In this study, we find evidence that the Uniate Church in Kyiv is manipulating its spatial orientations with resource ends in mind. The differences arising between church landscaping in Kyiv and other parts of the country and the different materials featured in church cupolae in Kyiv and L’viv suggest that something more than architectural or ecumenical idiosyncrasy underlies the Uniate agenda in Kyiv. The intense resource competition that characterizes Ukrainian affairs in a weak economic environment seems a sufficient motivator. And given that resources have been allocated to the Uniate Church in Kyiv at a level higher than its competitors in recent years, I am led to conclude that the differences that characterize the church make a difference in Kyivan political affairs.

Limitations

There are two limitations to this study that I believe can and should be addressed in future research. First, as mentioned in the methodology section of this essay, I chose to use Russian throughout my study for the sake of conformity. Given that Ukraine has since adopted Ukrainian as its lingua franca, I suspect that a contemporary study may yield some interesting differences. Since Russian can be (and in western Ukraine, is) seen as the language of Ukraine’s former colonial masters, investigators might receive more cooperation from Uniate respondents than I did in my later studies. This further cooperation might lend new insights into the grammar I have articulated above, leading to better articulation and appreciation of Uniate communal norms.

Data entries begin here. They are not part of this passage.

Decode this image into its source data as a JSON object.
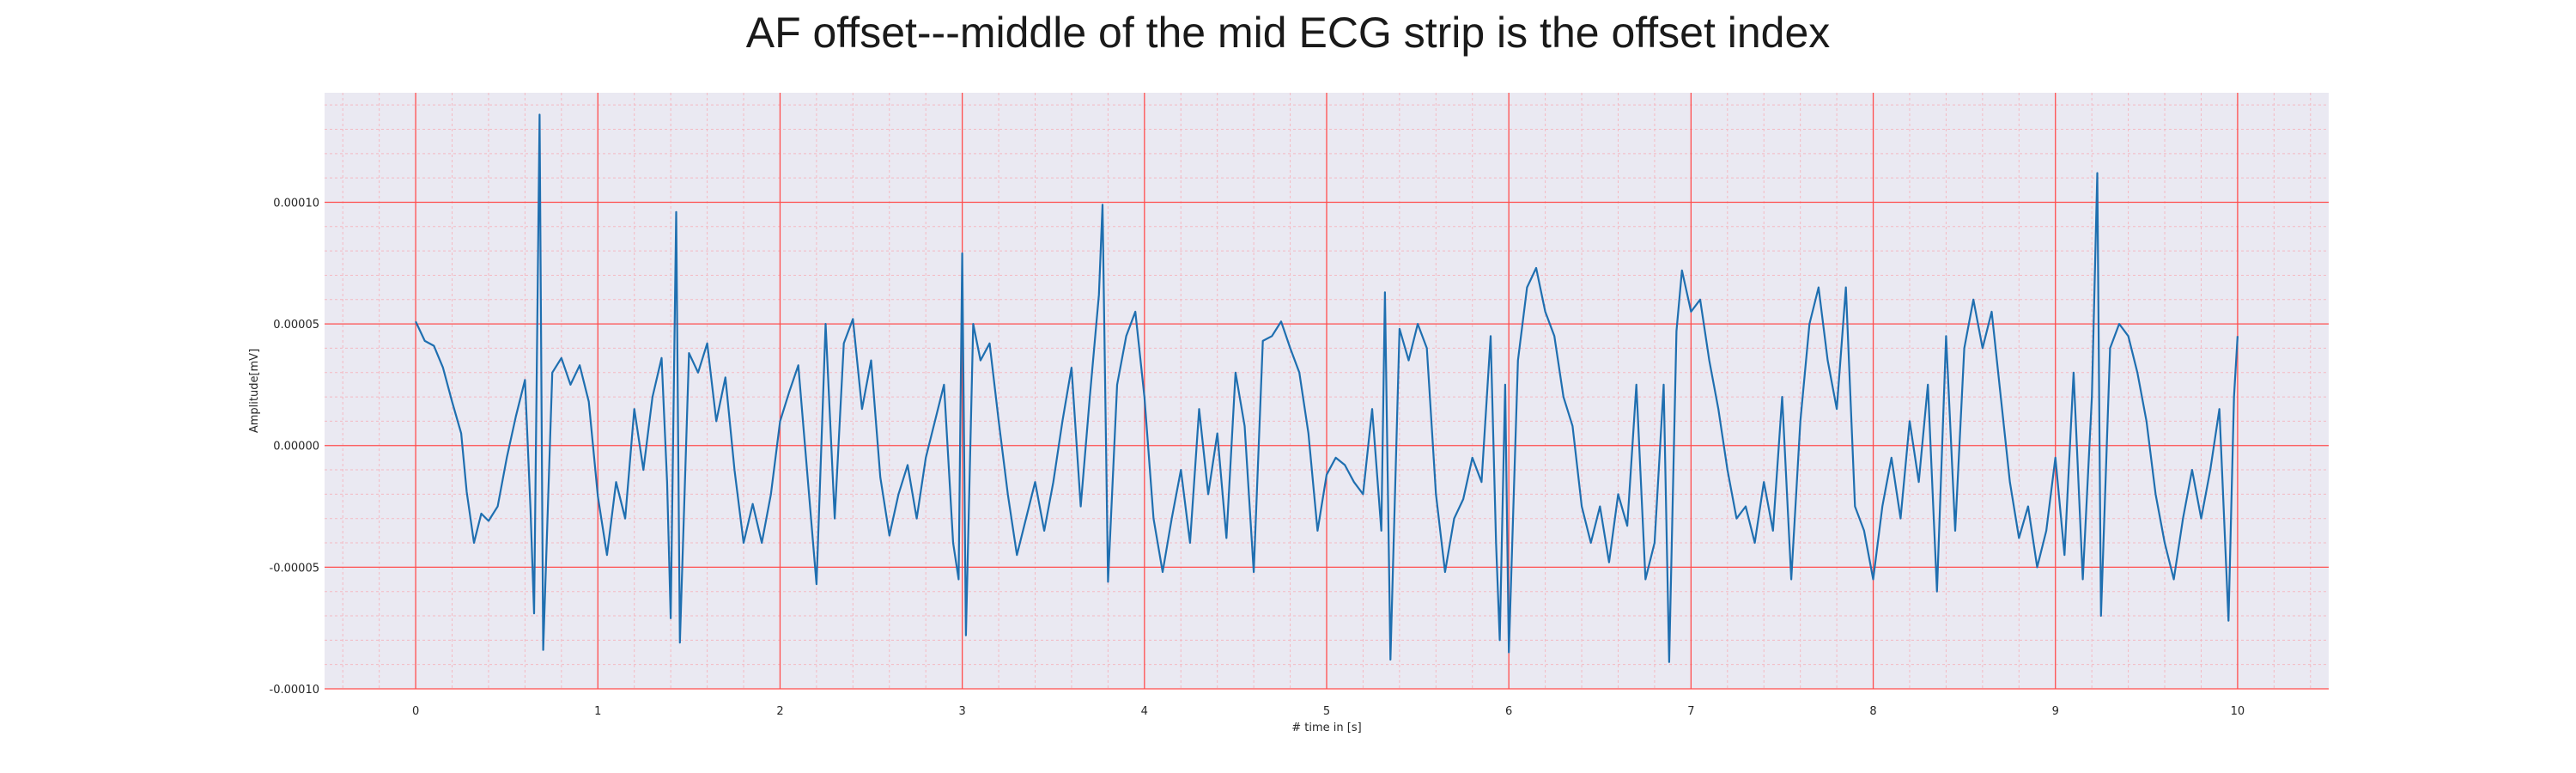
{
  "chart_data": {
    "type": "line",
    "title": "AF offset---middle of the mid ECG strip is the offset index",
    "xlabel": "# time in [s]",
    "ylabel": "Amplitude[mV]",
    "xlim": [
      -0.5,
      10.5
    ],
    "ylim": [
      -0.0001,
      0.000145
    ],
    "x_ticks": [
      0,
      1,
      2,
      3,
      4,
      5,
      6,
      7,
      8,
      9,
      10
    ],
    "x_tick_labels": [
      "0",
      "1",
      "2",
      "3",
      "4",
      "5",
      "6",
      "7",
      "8",
      "9",
      "10"
    ],
    "y_ticks": [
      -0.0001,
      -5e-05,
      0,
      5e-05,
      0.0001
    ],
    "y_tick_labels": [
      "-0.00010",
      "-0.00005",
      "0.00000",
      "0.00005",
      "0.00010"
    ],
    "grid": {
      "major": true,
      "minor": true,
      "major_color": "#ff4d4d",
      "minor_color": "#f4b9c2"
    },
    "background": "#eae9f2",
    "line_color": "#1f6fb0",
    "series": [
      {
        "values": [
          [
            0.0,
            5.1e-05
          ],
          [
            0.05,
            4.3e-05
          ],
          [
            0.1,
            4.1e-05
          ],
          [
            0.15,
            3.2e-05
          ],
          [
            0.2,
            1.8e-05
          ],
          [
            0.25,
            5e-06
          ],
          [
            0.28,
            -1.9e-05
          ],
          [
            0.32,
            -4e-05
          ],
          [
            0.36,
            -2.8e-05
          ],
          [
            0.4,
            -3.1e-05
          ],
          [
            0.45,
            -2.5e-05
          ],
          [
            0.5,
            -5e-06
          ],
          [
            0.55,
            1.2e-05
          ],
          [
            0.6,
            2.7e-05
          ],
          [
            0.63,
            -2.6e-05
          ],
          [
            0.65,
            -6.9e-05
          ],
          [
            0.68,
            0.000136
          ],
          [
            0.7,
            -8.4e-05
          ],
          [
            0.75,
            3e-05
          ],
          [
            0.8,
            3.6e-05
          ],
          [
            0.85,
            2.5e-05
          ],
          [
            0.9,
            3.3e-05
          ],
          [
            0.95,
            1.8e-05
          ],
          [
            1.0,
            -2.1e-05
          ],
          [
            1.05,
            -4.5e-05
          ],
          [
            1.1,
            -1.5e-05
          ],
          [
            1.15,
            -3e-05
          ],
          [
            1.2,
            1.5e-05
          ],
          [
            1.25,
            -1e-05
          ],
          [
            1.3,
            2e-05
          ],
          [
            1.35,
            3.6e-05
          ],
          [
            1.38,
            -1.5e-05
          ],
          [
            1.4,
            -7.1e-05
          ],
          [
            1.43,
            9.6e-05
          ],
          [
            1.45,
            -8.1e-05
          ],
          [
            1.5,
            3.8e-05
          ],
          [
            1.55,
            3e-05
          ],
          [
            1.6,
            4.2e-05
          ],
          [
            1.65,
            1e-05
          ],
          [
            1.7,
            2.8e-05
          ],
          [
            1.75,
            -1e-05
          ],
          [
            1.8,
            -4e-05
          ],
          [
            1.85,
            -2.4e-05
          ],
          [
            1.9,
            -4e-05
          ],
          [
            1.95,
            -2e-05
          ],
          [
            2.0,
            1e-05
          ],
          [
            2.05,
            2.2e-05
          ],
          [
            2.1,
            3.3e-05
          ],
          [
            2.15,
            -1.2e-05
          ],
          [
            2.2,
            -5.7e-05
          ],
          [
            2.25,
            5e-05
          ],
          [
            2.3,
            -3e-05
          ],
          [
            2.35,
            4.2e-05
          ],
          [
            2.4,
            5.2e-05
          ],
          [
            2.45,
            1.5e-05
          ],
          [
            2.5,
            3.5e-05
          ],
          [
            2.55,
            -1.3e-05
          ],
          [
            2.6,
            -3.7e-05
          ],
          [
            2.65,
            -2e-05
          ],
          [
            2.7,
            -8e-06
          ],
          [
            2.75,
            -3e-05
          ],
          [
            2.8,
            -5e-06
          ],
          [
            2.85,
            1e-05
          ],
          [
            2.9,
            2.5e-05
          ],
          [
            2.95,
            -4e-05
          ],
          [
            2.98,
            -5.5e-05
          ],
          [
            3.0,
            7.9e-05
          ],
          [
            3.02,
            -7.8e-05
          ],
          [
            3.06,
            5e-05
          ],
          [
            3.1,
            3.5e-05
          ],
          [
            3.15,
            4.2e-05
          ],
          [
            3.2,
            1e-05
          ],
          [
            3.25,
            -2e-05
          ],
          [
            3.3,
            -4.5e-05
          ],
          [
            3.35,
            -3e-05
          ],
          [
            3.4,
            -1.5e-05
          ],
          [
            3.45,
            -3.5e-05
          ],
          [
            3.5,
            -1.5e-05
          ],
          [
            3.55,
            1e-05
          ],
          [
            3.6,
            3.2e-05
          ],
          [
            3.65,
            -2.5e-05
          ],
          [
            3.7,
            2e-05
          ],
          [
            3.75,
            6.2e-05
          ],
          [
            3.77,
            9.9e-05
          ],
          [
            3.8,
            -5.6e-05
          ],
          [
            3.85,
            2.5e-05
          ],
          [
            3.9,
            4.5e-05
          ],
          [
            3.95,
            5.5e-05
          ],
          [
            4.0,
            2e-05
          ],
          [
            4.05,
            -3e-05
          ],
          [
            4.1,
            -5.2e-05
          ],
          [
            4.15,
            -3e-05
          ],
          [
            4.2,
            -1e-05
          ],
          [
            4.25,
            -4e-05
          ],
          [
            4.3,
            1.5e-05
          ],
          [
            4.35,
            -2e-05
          ],
          [
            4.4,
            5e-06
          ],
          [
            4.45,
            -3.8e-05
          ],
          [
            4.5,
            3e-05
          ],
          [
            4.55,
            8e-06
          ],
          [
            4.6,
            -5.2e-05
          ],
          [
            4.65,
            4.3e-05
          ],
          [
            4.7,
            4.5e-05
          ],
          [
            4.75,
            5.1e-05
          ],
          [
            4.8,
            4e-05
          ],
          [
            4.85,
            3e-05
          ],
          [
            4.9,
            5e-06
          ],
          [
            4.95,
            -3.5e-05
          ],
          [
            5.0,
            -1.2e-05
          ],
          [
            5.05,
            -5e-06
          ],
          [
            5.1,
            -8e-06
          ],
          [
            5.15,
            -1.5e-05
          ],
          [
            5.2,
            -2e-05
          ],
          [
            5.25,
            1.5e-05
          ],
          [
            5.3,
            -3.5e-05
          ],
          [
            5.32,
            6.3e-05
          ],
          [
            5.35,
            -8.8e-05
          ],
          [
            5.4,
            4.8e-05
          ],
          [
            5.45,
            3.5e-05
          ],
          [
            5.5,
            5e-05
          ],
          [
            5.55,
            4e-05
          ],
          [
            5.6,
            -2e-05
          ],
          [
            5.65,
            -5.2e-05
          ],
          [
            5.7,
            -3e-05
          ],
          [
            5.75,
            -2.2e-05
          ],
          [
            5.8,
            -5e-06
          ],
          [
            5.85,
            -1.5e-05
          ],
          [
            5.9,
            4.5e-05
          ],
          [
            5.93,
            -4e-05
          ],
          [
            5.95,
            -8e-05
          ],
          [
            5.98,
            2.5e-05
          ],
          [
            6.0,
            -8.5e-05
          ],
          [
            6.05,
            3.5e-05
          ],
          [
            6.1,
            6.5e-05
          ],
          [
            6.15,
            7.3e-05
          ],
          [
            6.2,
            5.5e-05
          ],
          [
            6.25,
            4.5e-05
          ],
          [
            6.3,
            2e-05
          ],
          [
            6.35,
            8e-06
          ],
          [
            6.4,
            -2.5e-05
          ],
          [
            6.45,
            -4e-05
          ],
          [
            6.5,
            -2.5e-05
          ],
          [
            6.55,
            -4.8e-05
          ],
          [
            6.6,
            -2e-05
          ],
          [
            6.65,
            -3.3e-05
          ],
          [
            6.7,
            2.5e-05
          ],
          [
            6.75,
            -5.5e-05
          ],
          [
            6.8,
            -4e-05
          ],
          [
            6.85,
            2.5e-05
          ],
          [
            6.88,
            -8.9e-05
          ],
          [
            6.92,
            4.7e-05
          ],
          [
            6.95,
            7.2e-05
          ],
          [
            7.0,
            5.5e-05
          ],
          [
            7.05,
            6e-05
          ],
          [
            7.1,
            3.5e-05
          ],
          [
            7.15,
            1.5e-05
          ],
          [
            7.2,
            -1e-05
          ],
          [
            7.25,
            -3e-05
          ],
          [
            7.3,
            -2.5e-05
          ],
          [
            7.35,
            -4e-05
          ],
          [
            7.4,
            -1.5e-05
          ],
          [
            7.45,
            -3.5e-05
          ],
          [
            7.5,
            2e-05
          ],
          [
            7.55,
            -5.5e-05
          ],
          [
            7.6,
            1e-05
          ],
          [
            7.65,
            5e-05
          ],
          [
            7.7,
            6.5e-05
          ],
          [
            7.75,
            3.5e-05
          ],
          [
            7.8,
            1.5e-05
          ],
          [
            7.85,
            6.5e-05
          ],
          [
            7.9,
            -2.5e-05
          ],
          [
            7.95,
            -3.5e-05
          ],
          [
            8.0,
            -5.5e-05
          ],
          [
            8.05,
            -2.5e-05
          ],
          [
            8.1,
            -5e-06
          ],
          [
            8.15,
            -3e-05
          ],
          [
            8.2,
            1e-05
          ],
          [
            8.25,
            -1.5e-05
          ],
          [
            8.3,
            2.5e-05
          ],
          [
            8.35,
            -6e-05
          ],
          [
            8.4,
            4.5e-05
          ],
          [
            8.45,
            -3.5e-05
          ],
          [
            8.5,
            4e-05
          ],
          [
            8.55,
            6e-05
          ],
          [
            8.6,
            4e-05
          ],
          [
            8.65,
            5.5e-05
          ],
          [
            8.7,
            2e-05
          ],
          [
            8.75,
            -1.5e-05
          ],
          [
            8.8,
            -3.8e-05
          ],
          [
            8.85,
            -2.5e-05
          ],
          [
            8.9,
            -5e-05
          ],
          [
            8.95,
            -3.5e-05
          ],
          [
            9.0,
            -5e-06
          ],
          [
            9.05,
            -4.5e-05
          ],
          [
            9.1,
            3e-05
          ],
          [
            9.15,
            -5.5e-05
          ],
          [
            9.2,
            2e-05
          ],
          [
            9.23,
            0.000112
          ],
          [
            9.25,
            -7e-05
          ],
          [
            9.3,
            4e-05
          ],
          [
            9.35,
            5e-05
          ],
          [
            9.4,
            4.5e-05
          ],
          [
            9.45,
            3e-05
          ],
          [
            9.5,
            1e-05
          ],
          [
            9.55,
            -2e-05
          ],
          [
            9.6,
            -4e-05
          ],
          [
            9.65,
            -5.5e-05
          ],
          [
            9.7,
            -3e-05
          ],
          [
            9.75,
            -1e-05
          ],
          [
            9.8,
            -3e-05
          ],
          [
            9.85,
            -1e-05
          ],
          [
            9.9,
            1.5e-05
          ],
          [
            9.95,
            -7.2e-05
          ],
          [
            9.98,
            2e-05
          ],
          [
            10.0,
            4.5e-05
          ]
        ]
      }
    ]
  }
}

The second limitation is that this study was conducted as part of a larger study that compared Uniate Catholicism in various towns and cities of Ukraine with various denominations of Orthodoxy. It would be interesting to conduct a much more focused study using either a longitudinal approach analyzing focus groups or a study that specifically focused on Kyiv and was not equally divided in its attention across several towns and cities.

Conclusion

From the vantage point afforded us by a consideration of Uniate Catholic appropriations of space in Kyiv, we can see that the recent successes of the Uniate Church in the area of resource competition are not mere happenstances. Rather, in 1989, the Uniate Catholics emerged from legal marginalization to find themselves situated in Kyiv as an impotent alternative to Ukrainian Orthodoxy. To increase their potency, over the last eleven years, they constructed for themselves a more coherent identity space through steady, calculated, and concerted action, redefining the spaces they encountered to their advantage instead of simply allowing the spaces to dictate particular courses of action. As a result, the Uniate Catholics in Kyiv have been able to position their ideology as a more attractive alternative to resource gatekeepers in Kyivan society. Thus, in the final analysis, it seems that Ramet’s claims about church vestigiality need to be reexamined. For, at least in Ukraine, the church as a political institution continues to thrive and prosper.